An undisclosed buyer has closed its acquisition of mature, producing assets in the Denver-Julesburg Basin in northeastern Colorado from Berry Petroleum Co., Denver, (NYSE: BRY) for approximately $154 million, representing essentially all of the company’s properties in the region.

Berry held approximately 110,000 net acres with more than 1,100 producing Niobrara wells in Yuma County. Production is approximately 18 million cubic feet per day. At year-end 2008, proved reserves were 21 million barrels of oil equivalent. The deal represents 8.5% of Berry’s total proved reserves and 5.1% of proved and probable reserves.

Additionally, the transaction involved midstream assets and an associated gas hedge for six months valued at $14 million.

The effective date is April 1. Berry will use proceeds to pay debt. Scotia Waterous was advisor to Berry.
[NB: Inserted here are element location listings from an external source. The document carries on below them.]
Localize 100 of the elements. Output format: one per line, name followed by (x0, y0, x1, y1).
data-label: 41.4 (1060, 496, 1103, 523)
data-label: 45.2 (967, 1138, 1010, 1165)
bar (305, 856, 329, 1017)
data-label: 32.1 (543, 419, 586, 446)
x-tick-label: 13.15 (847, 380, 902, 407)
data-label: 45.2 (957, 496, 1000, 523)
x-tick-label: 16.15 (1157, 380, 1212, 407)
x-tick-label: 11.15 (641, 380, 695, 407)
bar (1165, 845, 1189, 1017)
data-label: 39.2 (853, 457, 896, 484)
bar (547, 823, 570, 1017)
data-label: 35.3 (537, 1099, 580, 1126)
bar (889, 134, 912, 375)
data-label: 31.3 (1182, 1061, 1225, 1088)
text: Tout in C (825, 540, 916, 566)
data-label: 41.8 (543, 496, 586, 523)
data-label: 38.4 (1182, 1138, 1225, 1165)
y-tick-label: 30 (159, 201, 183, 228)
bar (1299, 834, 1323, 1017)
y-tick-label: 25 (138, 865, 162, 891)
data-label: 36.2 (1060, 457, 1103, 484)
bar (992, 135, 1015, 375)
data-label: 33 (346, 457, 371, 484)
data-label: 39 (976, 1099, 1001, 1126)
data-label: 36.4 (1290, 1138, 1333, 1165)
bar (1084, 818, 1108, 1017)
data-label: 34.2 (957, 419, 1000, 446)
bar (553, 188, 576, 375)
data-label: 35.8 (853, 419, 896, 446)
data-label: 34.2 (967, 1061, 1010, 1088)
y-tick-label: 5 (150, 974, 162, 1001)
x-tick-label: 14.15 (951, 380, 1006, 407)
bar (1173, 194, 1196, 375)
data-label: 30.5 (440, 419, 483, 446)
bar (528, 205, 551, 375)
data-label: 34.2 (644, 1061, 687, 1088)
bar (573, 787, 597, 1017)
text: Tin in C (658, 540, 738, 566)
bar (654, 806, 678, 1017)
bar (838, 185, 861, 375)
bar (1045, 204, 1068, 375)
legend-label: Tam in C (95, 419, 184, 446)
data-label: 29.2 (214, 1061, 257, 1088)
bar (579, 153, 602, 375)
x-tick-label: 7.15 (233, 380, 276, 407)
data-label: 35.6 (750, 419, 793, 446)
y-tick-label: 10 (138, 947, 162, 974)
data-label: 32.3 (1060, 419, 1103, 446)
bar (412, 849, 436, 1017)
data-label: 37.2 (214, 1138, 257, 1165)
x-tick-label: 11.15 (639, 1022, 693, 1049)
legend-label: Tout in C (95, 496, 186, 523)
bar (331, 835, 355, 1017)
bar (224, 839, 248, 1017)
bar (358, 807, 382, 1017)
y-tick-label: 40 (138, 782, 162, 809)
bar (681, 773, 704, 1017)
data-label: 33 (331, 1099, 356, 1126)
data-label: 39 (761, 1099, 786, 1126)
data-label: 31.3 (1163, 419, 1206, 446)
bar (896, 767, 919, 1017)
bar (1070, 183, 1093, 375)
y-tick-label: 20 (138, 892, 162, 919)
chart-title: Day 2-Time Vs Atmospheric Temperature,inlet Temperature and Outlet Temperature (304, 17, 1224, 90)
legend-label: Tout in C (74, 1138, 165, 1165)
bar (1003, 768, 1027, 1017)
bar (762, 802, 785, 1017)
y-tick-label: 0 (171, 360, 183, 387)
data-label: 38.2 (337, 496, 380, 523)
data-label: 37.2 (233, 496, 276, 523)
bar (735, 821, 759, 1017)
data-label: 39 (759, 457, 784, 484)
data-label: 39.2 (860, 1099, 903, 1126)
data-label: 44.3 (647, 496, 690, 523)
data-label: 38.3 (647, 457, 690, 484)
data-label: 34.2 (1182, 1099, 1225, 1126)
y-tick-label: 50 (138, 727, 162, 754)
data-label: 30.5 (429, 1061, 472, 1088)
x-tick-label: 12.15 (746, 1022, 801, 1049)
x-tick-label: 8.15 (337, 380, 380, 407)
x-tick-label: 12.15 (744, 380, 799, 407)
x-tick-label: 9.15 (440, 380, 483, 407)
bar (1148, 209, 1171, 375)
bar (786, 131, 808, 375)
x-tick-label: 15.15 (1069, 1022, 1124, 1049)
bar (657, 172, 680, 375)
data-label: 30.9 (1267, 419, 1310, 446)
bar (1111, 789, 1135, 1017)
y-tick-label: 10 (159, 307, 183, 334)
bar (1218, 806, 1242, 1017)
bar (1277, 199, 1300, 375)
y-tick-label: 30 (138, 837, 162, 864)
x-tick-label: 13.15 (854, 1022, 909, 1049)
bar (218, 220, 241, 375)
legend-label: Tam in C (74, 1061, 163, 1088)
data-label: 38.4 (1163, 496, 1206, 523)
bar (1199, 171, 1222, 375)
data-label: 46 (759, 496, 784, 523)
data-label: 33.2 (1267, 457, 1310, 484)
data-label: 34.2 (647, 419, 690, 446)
In June, Berry acquired 4,500 net acres in East Texas for $653 million.

Pritchard Capital Partners analysts value the deal at $7,777 per daily flowing Mcfe.

Tudor, Pickering, Holt & Co. Securities analysts describe the deal as a “decent price for a Rockies-area punt that gets Berry out of the debt-laden penalty box.” The sale high-grades the company’s portfolio away from differential-challenged basins and immediately addresses balance-sheet concerns “with a visible path to get net debt/cap down to about 40% by year-end 2010,” they add.

Assuming a sale price of $140 million for the upstream assets (with no value given to the midstream), the TPH analysts estimate Berry received $1.10 per Mcfe for proved reserves and $47,000 per flowing barrel of oil equivalent.

They also believe Berry is marketing an East Texas midstream package that could bring an additional $25 million to $35 million.

Berry operates in California, Colorado, Texas and Utah.